The IMRA experiment transformed the way viewers experience a marathon event!

The IMRA application aimed to enrich the viewer’s marathon experience, by providing personalized content on demand. Viewers in such events, are usually interested in one or more athletes. However, it is impossible to track their effort throughout the race. IMRA made this possible!

The IMRA solution comprises of two parts: the IMRA app and the IMRA backend service. The IMRA application is available at the Google Play at this link.By leveraging the crowdsourcing trend of the viewers, a smart summarization video including the athlete of their interest is available on demand. IMRA utilizes the state-of-the-art Deep Learning methods for video processing, person detection and athlete’s bib number identification in order to provide the ability to watch your favourite athlete’s effort throughout the race, without having to move at all.
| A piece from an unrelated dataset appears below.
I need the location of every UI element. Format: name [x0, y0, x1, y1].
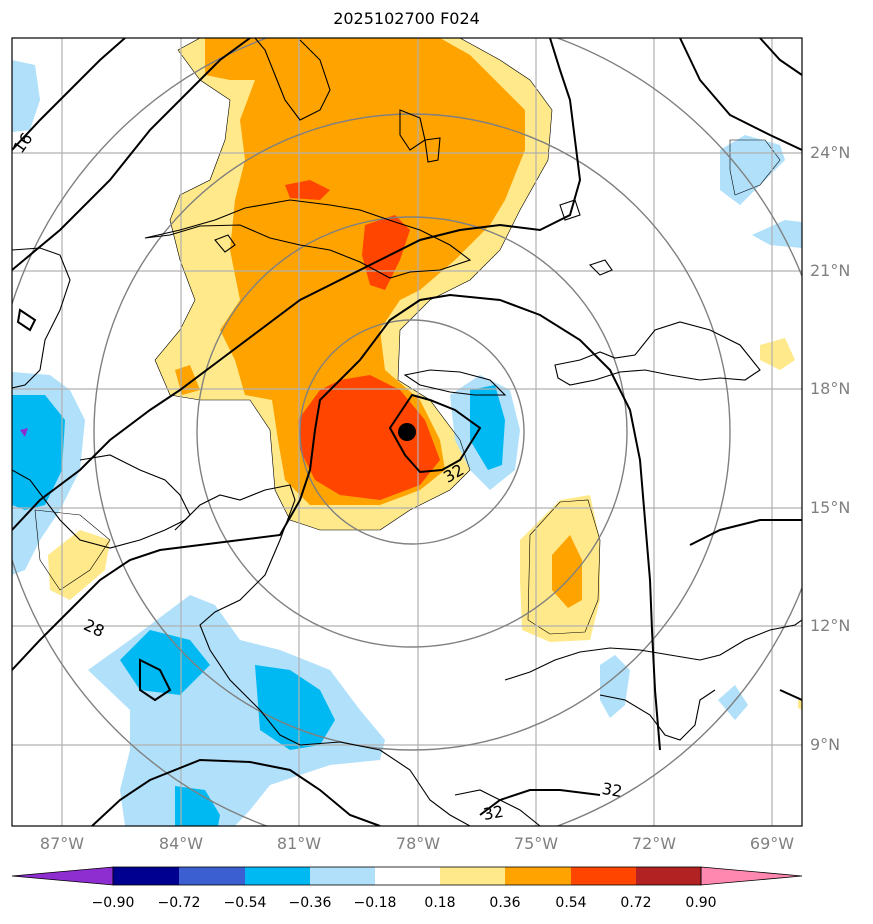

IMRA has been deployed in Bristol infrastructure and it had a great acceptance from the participants of the Marathon race.

Using the IMRA app
Using the IMRA app

The main outcomes of the trial are the following:

  • Created engaging content for marathon spectators. Building a smart-video summarization of the race, personalized according to the user’s request.
  • Achieved the best possible QoE for the end-users. Deliver video content efficiently with the minimum interactions and lowest possible initial playout time.
  • Experimented with different configurations. D-Cube experimented with different deployment plans, placing the individual components to the edge or to the data center, in order to conclude to the most optimal Service Function Chain.
  • Compared streaming performance between FLAME and Cloud solution. Deploying on a cloud platform and comparing the QoE against deploying on a FLAME platform.
  • Optimized Deep-Learning-based Video processing algorithms for the edge nodes of a 5G adaptive platform. Leveraging the FLAME platform’s features and the state-of-the-art Deep Learning optimization libraries in order to reduce processing time at the edge.
  • Developed a working prototype that could lead to the IMRA launch in the market. Demonstrate the capabilities of a tested prototype to potential clients and acquire feedback directly from the Market.
  • Provided feedback to the FLAME consortium. Benchmarked FLAME platform and provided suggestions regarding its enhancement.
  • Familiarize with 5G platforms. Acquire knowledge and experience with a innovative 5G platform.